Some 825,000 immigrants are likely to become legal residents if the Dream Act passes, according to the Migration Policy Institute, a research group. But Steven A. Camarota, research director at the Center for Immigration Studies, which favors strict enforcement of immigration laws and opposes the Dream Act, argues that the legislation would create another avenue for immigration fraud and added incentive for immigrants to come to the United States. He noted that it rewards illegal behavior and takes college spots and financial aid from students who are legal residents.

....

In the midst of the political wrangling, the Dream Act advocates - most of them in their early to mid-20s - have become the most outspoken and daring wing of the immigration movement.

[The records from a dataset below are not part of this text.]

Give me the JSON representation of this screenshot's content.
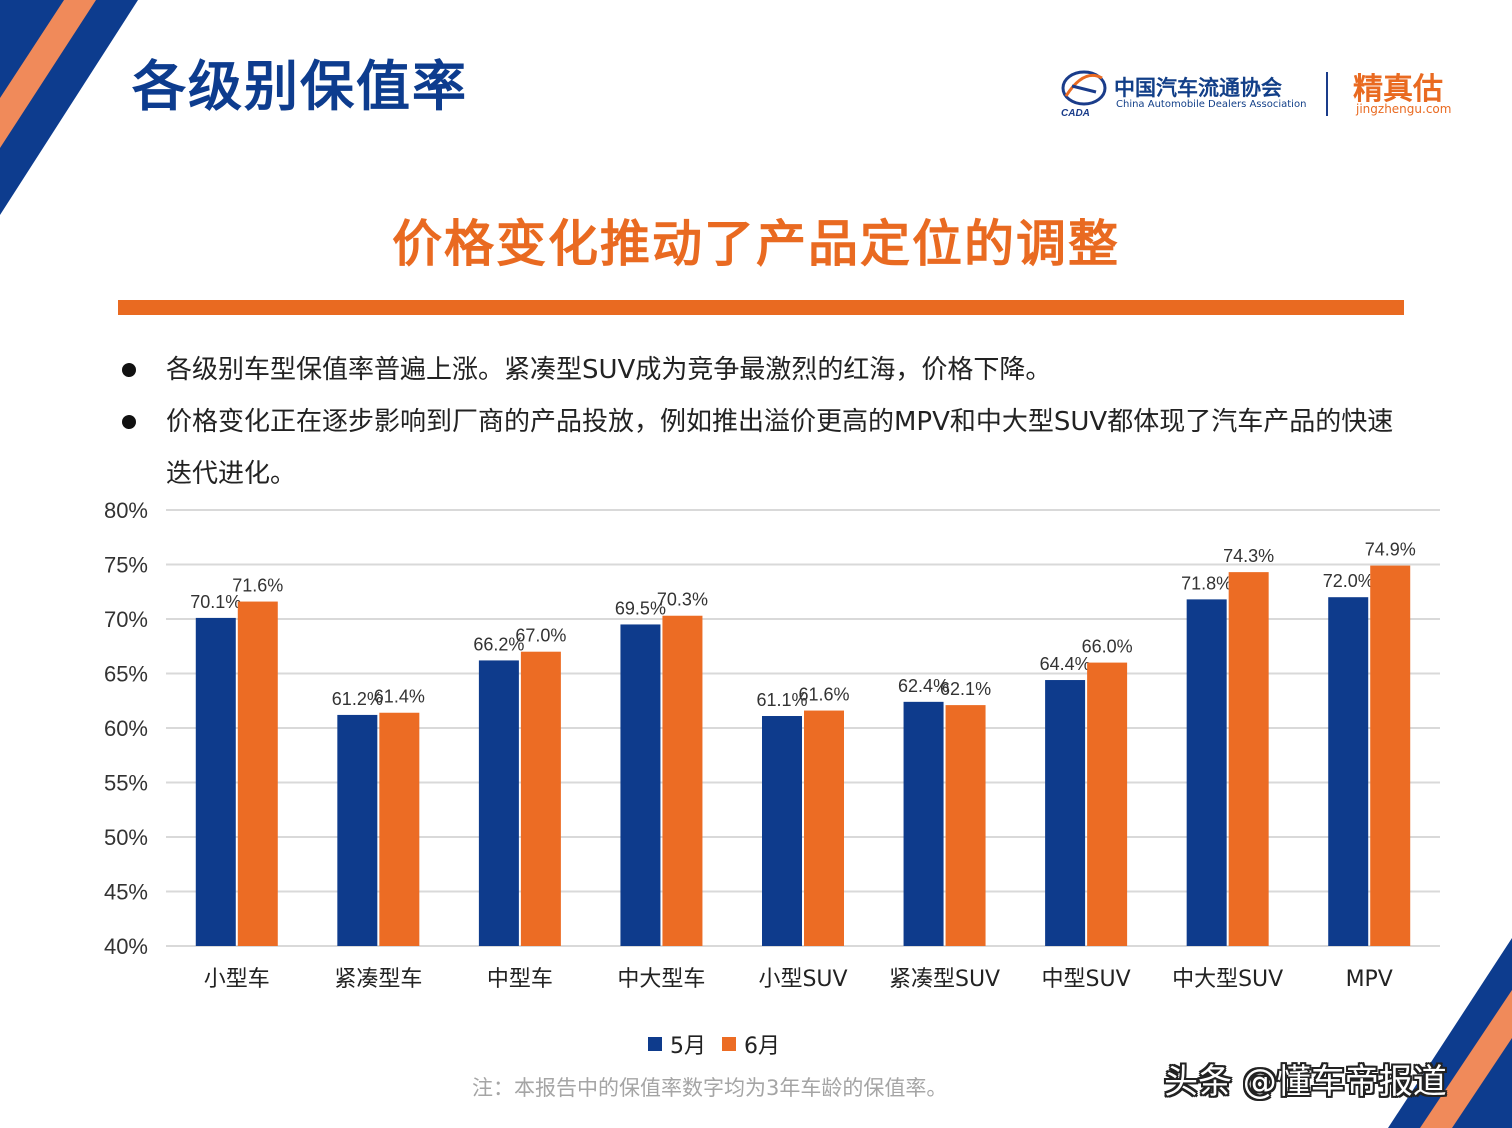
{
  "header": {
    "page_title": "各级别保值率",
    "association_name": "中国汽车流通协会",
    "association_name_en": "China Automobile Dealers Association",
    "association_abbr": "CADA",
    "brand_name": "精真估",
    "brand_domain": "jingzhengu.com"
  },
  "subtitle": "价格变化推动了产品定位的调整",
  "bullets": [
    "各级别车型保值率普遍上涨。紧凑型SUV成为竞争最激烈的红海，价格下降。",
    "价格变化正在逐步影响到厂商的产品投放，例如推出溢价更高的MPV和中大型SUV都体现了汽车产品的快速迭代进化。"
  ],
  "chart_data": {
    "type": "bar",
    "categories": [
      "小型车",
      "紧凑型车",
      "中型车",
      "中大型车",
      "小型SUV",
      "紧凑型SUV",
      "中型SUV",
      "中大型SUV",
      "MPV"
    ],
    "series": [
      {
        "name": "5月",
        "color": "#0e3b8c",
        "values": [
          70.1,
          61.2,
          66.2,
          69.5,
          61.1,
          62.4,
          64.4,
          71.8,
          72.0
        ]
      },
      {
        "name": "6月",
        "color": "#ec6c24",
        "values": [
          71.6,
          61.4,
          67.0,
          70.3,
          61.6,
          62.1,
          66.0,
          74.3,
          74.9
        ]
      }
    ],
    "ylim": [
      40,
      80
    ],
    "yticks": [
      40,
      45,
      50,
      55,
      60,
      65,
      70,
      75,
      80
    ],
    "unit": "%",
    "grid": true,
    "legend": "bottom"
  },
  "footnote": "注：本报告中的保值率数字均为3年车龄的保值率。",
  "source_watermark": "头条 @懂车帝报道"
}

Borrowing tactics from the civil rights and gay rights movements, in the last year they have orchestrated dozens of demonstrations, hunger strikes, "coming out" events - publicly revealing their undocumented status - and sit-ins in federal offices, risking both arrest and deportation.


Jones eventually admitted that no one has actually been deported because of Dream Act activism, but why let that get in the way of the drama?

Jones' relentless fawning matches what the Times has done all year, giving prominent play to their tiny marches involving less than five people, as it did in May and January 2010, while virtually ignoring the massive annual March for Life against abortion.

Jones indulged in melodrama.

Undocumented students often describe their early lives as molded by fear. They had nightmares about immigration agents showing up at the front door. They watched parents or older siblings be deported. So when a group of activists decided for the first time this year to purposefully risk arrest and deportation for the Dream Act, it was a bold move - some called it impetuous - and one that played directly into some students' deepest anxieties.

....

In May, Carrillo traveled to Tucson with three other Dream leaders: Lizbeth Mateo, the co-founder of Dream Team L.A.; Tania Unzueta, a Chicago advocate who helped jump-start the national "coming out" campaign; and Mohammad Abdollahi, a co-founder of DreamActivists.org, a resource for undocumented students. In Tucson, Raul Alcaraz, an activist who is a legal resident, joined the group, which became known as the Dream Act 5.

Around 11:30 on the morning of May 17, the 56th anniversary of Brown v. Board of Education, while dozens of Dream Act supporters rallied outside, the five activists walked into John McCain's office, dressed in matching royal blue graduation gowns and caps. (McCain was in Washington.)They sat down in the reception area under an American flag, and for more than six hours they refused to leave, calling for McCain to support the Dream Act and the bill's passage.


Jones continues to press the misguided civil rights era comparison. Wilmington 10, meet the "Dream Act 5."

Yet the Dream Act 5 did succeed in at least some of its goals. While McCain has not changed his position, the sit-in received national and international media attention. Other youth activists, emboldened by the Arizona group, have orchestrated sit-ins and hunger strikes around the country, including in North Carolina, Los Angeles, San Francisco, Washington.


The Times certainly gave it "media attention," covering the sit-in by the "Dream Act 5," though without that catchy title, calling it "an escalation of protest tactics."